Another, shot near Bombay, told the story of an 11-year-old who was being prepared for a life as a shepherd. As a result of the program, the young girl went back to school. “We literally changed one person’s life,” O’Donnell said.
These days his adrenalin shots come from his world traveling and also from his hobbies of rock climbing and motorcycling.
He hasn’t, though, done any filming from the air in five years. New technology such as space cams, attached to helicopters, do aerial photography for the bigger companies in the 21st century. But in the 1990s, the Long Island man got a great deal of experience in this area.
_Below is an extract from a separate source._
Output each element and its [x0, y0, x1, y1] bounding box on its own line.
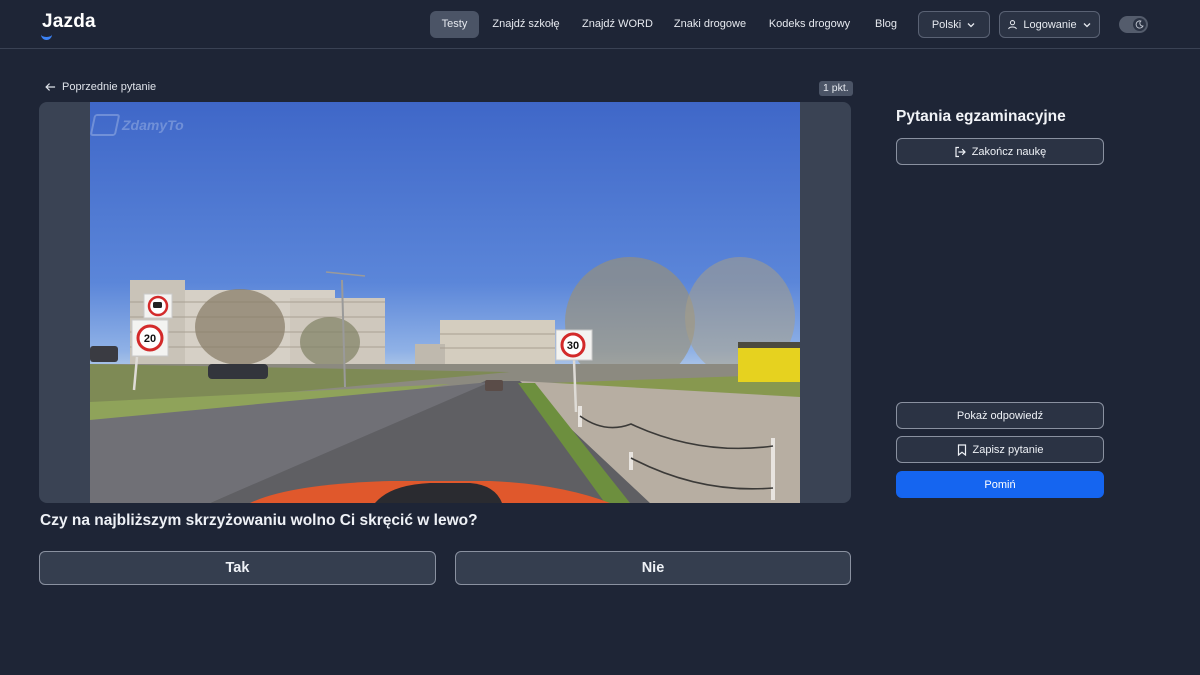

For instance, he shot footage over the redwood forests of Northern California, over the Canadian Rockies and above volcanoes for a Japanese museum documentary on the history of the planet.
He particularly liked filming glaciers in Alaska for a documentary about the Make a Wish Foundation. “It was pretty cool flying above and along side of the deep blue ice walls,” he said. “I also had the opportunity to shoot glaciers calving, huge parts of the glacier wall falling into the ocean.
“It’s really difficult when you try to get a pulse as to where technology is going,” said O’Donnell, who himself has invented a piece of equipment known as a jimmybox. “What camera to buy for the future, no one can tell you; no one has any idea.
“A lot of the reality shows that are out there, the real down and dirty ones, they’re shot with the low-end, cheap cameras.”
He’s not a fan of the trend toward reality television or of tabloid news shows.
“I’ve done a lot of stuff I would never want to go back and do again. Along the road you do steer yourself toward the projects that you really want to be involved with,” O’Donnell said, adding that a cameraman can stay mentally focused over long hours if the jobs are interesting to him.
He’s delighted to have been done so much children’s television together with child-centered projects such as “What’s Going On?”
He would be happy to work mainly on the sort of programs he watches on the Learning Channel or on PBS, such as “American Experience,” “Frontline,” or “Colonial House,” which he spent last summer shooting.
The freelance life can be “pretty nerve-wracking,” but he believes he’s too independent to be tempted away from it.
“You can go through some serious pockets of time where you don’t have anything,” he said. “Almost no one’s untouched by that.”
O’Donnell, however, is inspired by fellow professionals who are still cameramen in their 70s.
“That’s an amazing thing,” he said. “If I could be that lucky, to get enough work and to still be working in this business, to be able to work to that age — to me, that’s it.”